From a risk standpoint, i never understood why a bank would 2nd mortgages in an 80/20 or 80/15 fashion..
Naturally the First Mortgage will be the first to be foreclosed on if anything happens and the second will then be cash down the drain for the Bank. PMI has always made sense to me from the Lender's postion, it highly reduces or eliminates a loss for the lender who lends more than 80%.
On the flip side as a realtor, 80/20 and 80/15 have been a good product for the client, being that the payment was usually cheaper than a 95% or 100% loan with PMI.
Great info, and very true. Most lenders have stopped offering 2nds, and the majority of purchasers don't have 20% to put down, so the only other alternative is PMI or lender paid MI.
What great post!! This is very educational for consumers because I do get questions often from buyers about PMI... starting with what is it! Good job!

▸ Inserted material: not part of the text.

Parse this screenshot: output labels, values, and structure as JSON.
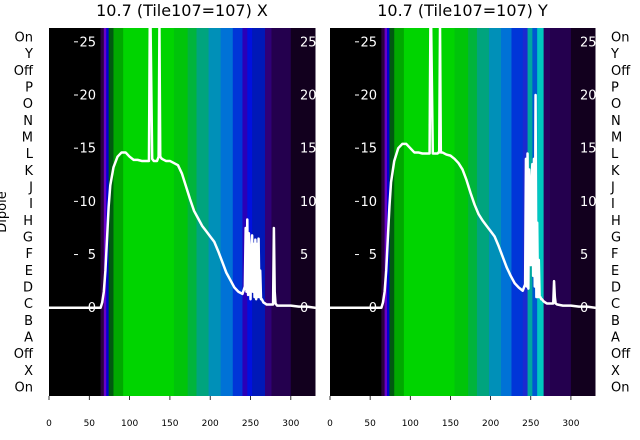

This is terrific! It's funny how PMI crept back into the picture...ya know! Love the cartoon!!
Ilyce,
It's so true. It's funny how PMI nearly vanished from the lending picture during the subprime glory days a few years back. The innovative piggyback product made it unnecessary. And now that piggybacks are largely removed from the program list, roaring back comes PMI.
It's a great alternative for the 80/20 mortgage which just about vanished. Personally I think it is a much smarter move than the 80/20.
Thanks for all of your comments so far. I appreciate your taking the time to reaad my blog post. Watch for an upcoming post on LPMI.
At this time lending institutions are not willing to take the risk, when there is not equity in the home.
Thanks for adding to the discussion, Derrick.